Stille ist kein Werkzeug – sondern der Raum, in dem alles geschieht

In meiner Arbeit spielt Stille eine zentrale Rolle. Nicht als Methode, nicht als Technik, nicht als etwas, das ich zusätzlich anbiete. Stille ist kein Werkzeug, das ich einsetze – sie ist der Raum, aus dem meine Arbeit entsteht.

Stille ist kein Tun

Wenn von Meditation gesprochen wird, denken viele an eine Praxis, eine Technik, etwas, das man lernen und anwenden kann. Und das kann ein Zugang sein: Meditation hilft, zur Ruhe zu kommen, Gedanken treten in den Hintergrund, ein Moment von Klarheit entsteht. Doch das, worum es mir geht, beginnt davor.

Der Raum, in dem Wahrnehmung möglich wird

Stille ist für mich kein Zustand, den man erreichen muss. Sie ist immer da – hinter den Gedanken, zwischen den Momenten, unter allem, was wir erleben. Erst in dieser Stille wird sichtbar, was gerade wirklich da ist.

Bewusstsein ist nichts, das hergestellt werden muss. Es ist der Raum, in dem Erfahrung erscheint. Gedanken, Gefühle und Empfindungen kommen und gehen – der Raum selbst bleibt.

Stille ist schon Teil der Arbeit

Ich habe einen Hintergrund in Meditation. Und gleichzeitig ist Meditation kein eigener Teil meiner Angebote – nicht, weil sie unwichtig wäre, sondern weil sie bereits in allem enthalten ist. In der Art, wie ich arbeite. In der Art, wie ein Raum entsteht. In der Art, wie wir gemeinsam still werden können.

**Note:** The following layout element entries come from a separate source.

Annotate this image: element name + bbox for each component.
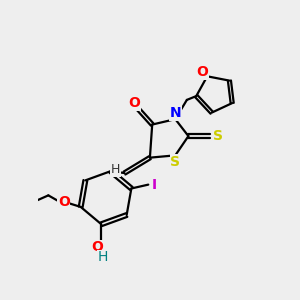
Text: O: O (92, 240, 104, 254)
Text: N: N (169, 106, 181, 120)
Text: S: S (170, 154, 180, 169)
Text: H: H (111, 164, 120, 176)
Text: O: O (129, 96, 140, 110)
Text: O: O (197, 65, 208, 80)
Text: O: O (58, 194, 70, 208)
Text: S: S (213, 129, 223, 143)
Text: H: H (98, 250, 108, 264)
Text: I: I (152, 178, 157, 192)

Stille muss nicht hinzugefügt werden. Sie wird spürbar, wenn wir aufhören, sie zu überdecken.

Jenseits des Denkens

Die meisten Menschen sind stark mit ihrem Denken verbunden. Gedanken helfen uns, uns zu orientieren – und gleichzeitig überlagern sie oft das, was darunter liegt. Wir erleben die Welt meist durch diesen Filter. Doch darunter gibt es eine andere Form der Wahrnehmung: leiser, direkter, nicht erklärend, sondern erfahrend.

In meiner Arbeit geht es nicht darum, Gedanken zu stoppen. Es geht darum, ihnen für einen Moment nicht zu folgen. Und genau dort öffnet sich ein Raum, in dem Wahrnehmung wieder unmittelbarer wird – in dem sich zeigt, was sonst überlagert ist.

Der Wirkraum der Stille

Ich öffne und halte einen Raum, in dem Stille nicht hergestellt werden muss. Und genau darin entsteht ein Wirkraum: ein Raum, in dem Wahrnehmung klarer wird, innere Bewegungen sichtbar werden und sich etwas neu ordnen kann. Nicht, weil wir etwas tun – sondern weil wir es zulassen.

Integration statt Methode

Deshalb ist Stille in meiner Arbeit nicht getrennt von dem, was ich tue. Sie ist kein Teil meiner Angebote – sie ist die Grundlage. Ob im Gespräch, in der Gruppe oder in einem gemeinsamen Moment ohne Worte: Stille ist immer da. Und sie ist das, was trägt.

Ein stiller Zugang

Vielleicht ist das ungewohnt. Wir sind es gewohnt, etwas zu tun, um etwas zu erreichen. Dieser Zugang ist ein anderer: still werden, nicht eingreifen, wahrnehmen – und sehen, was sich daraus von selbst zeigt.

Stille ist nicht das Ziel. Sie ist der Raum, in dem wir uns selbst wieder begegnen können.